Каждый раз, уходя после прогулки по этому кладбищу, уносил я в памяти или новую историю, или новое открытие из той жизни, казалось бы, давно знакомой – по книгам, по школе, по университетскому курсу истории… Вот, скажем, эти русские либералы, демократы начала века, кадеты и прочие… Конечно, у них не было опыта, им было не справиться с пошедшей вразнос страной, но они ведь были идеалисты, не воровать же они шли в Думу… И сколько же они работали в эмиграции бесплатно – вот уж где была «общественная работа»! А все эти аристократы, фрейлины, статс-дамы, полковники… С каким достоинством они встретили бедность – сели за шитье, встали за прилавок, за ресторанную стойку, сели за баранку такси – без нытья, без попрошайничества… И обратите внимание, как недолго жили священники, как старо они выглядели – работа на износ? Вообще, как часто умирали эмигранты в мирной Франции в 1940–1945-м? Отчего? От отчаянья? Война, война, еще война – безумный и подлый мир. И еще отчего-то умирали в 1956-м… Кто пережил эти годы, потом жили долго. Долго жили женщины, спокойно позволявшие себя любить. Долго жили люди, достигшие душевного спокойствия… А что ж эта знаменитая ностальгия, и бедность, и главное – унижение, ущемленная гордость, не разрушали ль они душу: не оттого ли так легко их вербовали здесь ловцы душ из ГПУ? И еще, конечно, ужасным было (и напрасным) это ощущение своей эмигрантской маргинальности, желание прикоснуться к силе, которая брезжила где-то там, за железным занавесом, в России, – не этим ли объяснялись чуть ли не повальная капитуляция эмигрантов в 1945-м, после войны, или их опасное «возвращенчество»? А взгляните, сколько иностранных имен у этих истинно русских людей – сколько же в ней кровей намешано, в молодой русской крови? Сотни маленьких догадок и открытий придут вам в голову на меланхолической нашей прогулке – у каждого будут свои…

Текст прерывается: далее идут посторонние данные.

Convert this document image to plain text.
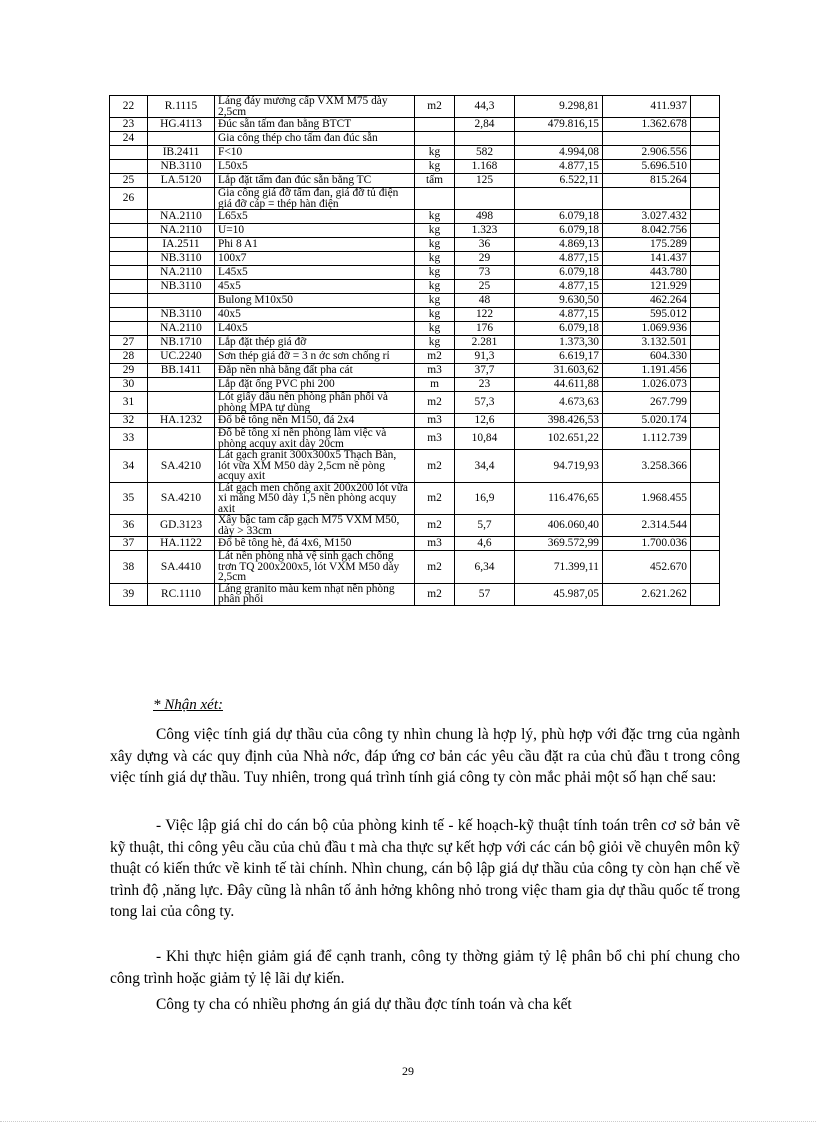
22	R.1115	Láng đáy mương cấp VXM M75 dày 2,5cm	m2	44,3	9.298,81	411.937	
23	HG.4113	Đúc sẵn tấm đan bằng BTCT		2,84	479.816,15	1.362.678	
24		Gia công thép cho tấm đan đúc sẵn					
	IB.2411	F<10	kg	582	4.994,08	2.906.556	
	NB.3110	L50x5	kg	1.168	4.877,15	5.696.510	
25	LA.5120	Lắp đặt tấm đan đúc sẵn bằng TC	tấm	125	6.522,11	815.264	
26		Gia công giá đỡ tấm đan, giá đỡ tủ điện giá đỡ cáp = thép hàn điện					
	NA.2110	L65x5	kg	498	6.079,18	3.027.432	
	NA.2110	U=10	kg	1.323	6.079,18	8.042.756	
	IA.2511	Phi 8 A1	kg	36	4.869,13	175.289	
	NB.3110	100x7	kg	29	4.877,15	141.437	
	NA.2110	L45x5	kg	73	6.079,18	443.780	
	NB.3110	45x5	kg	25	4.877,15	121.929	
		Bulong M10x50	kg	48	9.630,50	462.264	
	NB.3110	40x5	kg	122	4.877,15	595.012	
	NA.2110	L40x5	kg	176	6.079,18	1.069.936	
27	NB.1710	Lắp đặt thép giá đỡ	kg	2.281	1.373,30	3.132.501	
28	UC.2240	Sơn thép giá đỡ = 3 n ớc sơn chống rỉ	m2	91,3	6.619,17	604.330	
29	BB.1411	Đắp nền nhà bằng đất pha cát	m3	37,7	31.603,62	1.191.456	
30		Lắp đặt ống PVC phi 200	m	23	44.611,88	1.026.073	
31		Lót giấy dầu nền phòng phân phối và phòng MPA tự dùng	m2	57,3	4.673,63	267.799	
32	HA.1232	Đổ bê tông nền M150, đá 2x4	m3	12,6	398.426,53	5.020.174	
33		Đổ bê tông xỉ nền phòng làm việc và phòng acquy axit dày 20cm	m3	10,84	102.651,22	1.112.739	
34	SA.4210	Lát gạch granit 300x300x5 Thạch Bàn, lót vữa XM M50 dày 2,5cm nề pòng acquy axit	m2	34,4	94.719,93	3.258.366	
35	SA.4210	Lát gạch men chống axit 200x200 lót vữa xi măng M50 dày 1,5 nền phòng acquy axit	m2	16,9	116.476,65	1.968.455	
36	GD.3123	Xây bậc tam cấp gạch M75 VXM M50, dày > 33cm	m2	5,7	406.060,40	2.314.544	
37	HA.1122	Đổ bê tông hè, đá 4x6, M150	m3	4,6	369.572,99	1.700.036	
38	SA.4410	Lát nền phòng nhà vệ sinh gạch chống trơn TQ 200x200x5, lót VXM M50 dày 2,5cm	m2	6,34	71.399,11	452.670	
39	RC.1110	Láng granito màu kem nhạt nền phòng phân phối	m2	57	45.987,05	2.621.262	
* Nhận xét:

Công việc tính giá dự thầu của công ty nhìn chung là hợp lý, phù hợp với đặc trng của ngành xây dựng và các quy định của Nhà nớc, đáp ứng cơ bản các yêu cầu đặt ra của chủ đầu t trong công việc tính giá dự thầu. Tuy nhiên, trong quá trình tính giá công ty còn mắc phải một số hạn chế sau:

- Việc lập giá chỉ do cán bộ của phòng kinh tế - kế hoạch-kỹ thuật tính toán trên cơ sở bản vẽ kỹ thuật, thi công yêu cầu của chủ đầu t mà cha thực sự kết hợp với các cán bộ giỏi về chuyên môn kỹ thuật có kiến thức về kinh tế tài chính. Nhìn chung, cán bộ lập giá dự thầu của công ty còn hạn chế về trình độ ,năng lực. Đây cũng là nhân tố ảnh hởng không nhỏ trong việc tham gia dự thầu quốc tế trong tong lai của công ty.

- Khi thực hiện giảm giá để cạnh tranh, công ty thờng giảm tỷ lệ phân bổ chi phí chung cho công trình hoặc giảm tỷ lệ lãi dự kiến.

Công ty cha có nhiều phơng án giá dự thầu đợc tính toán và cha kết

29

А теперь, помня о непомерности нашей задачи и невозможности всех посетить, все же совершим прогулку по кладбищу. Зная о существовании кратких брошюр и справочников по «главным могилам», мы навестим ныне лишь малоизвестные, забытые могилы, захоронения тех, кто унес с собой свою тайну. Ну вот хотя бы эта вроде бы и вовсе нам незнакомая фамилия на кресте – М. Степуржинская… Но это ведь дочь знаменитого богослова отца Сергия Булгакова, Муна Булгакова, которая все эмигрантские годы была знакома с Мариной Цветаевой, жила рядом с ней в чешской деревне (а потом и в Париже), помогала ей по хозяйству и даже помогала принимать у нее роды, когда появился на свет Маринин сын, который, может, даже приходился пасынком Муне, потому что юная Муна влюбилась тогда в Чехии в любовника Цветаевой, красавчика Константина Родзевича (героя цветаевских «Поэмы Горы» и «Поэмы конца»), и, на свое несчастье, вышла за него замуж. Он признавался позднее, что не любил Муну, но что ему нужно было «устроиться в Париже», «обеспечить быт»). «В приданое» Муна получила две любовные поэмы, посвященные ее мужу («Венчается целая поэма! – писала по поводу его свадьбы Цветаева. – Две!»), да и сама Муна вскоре стала героиней знаменитой цветаевской «Попытки ревности» («Как живется вам с другою…»), «попытки» вполне удавшейся, надменной, уязвленной, яростной, несправедливой («вместо мрамора труха» – это ведь сказано о юной Муне).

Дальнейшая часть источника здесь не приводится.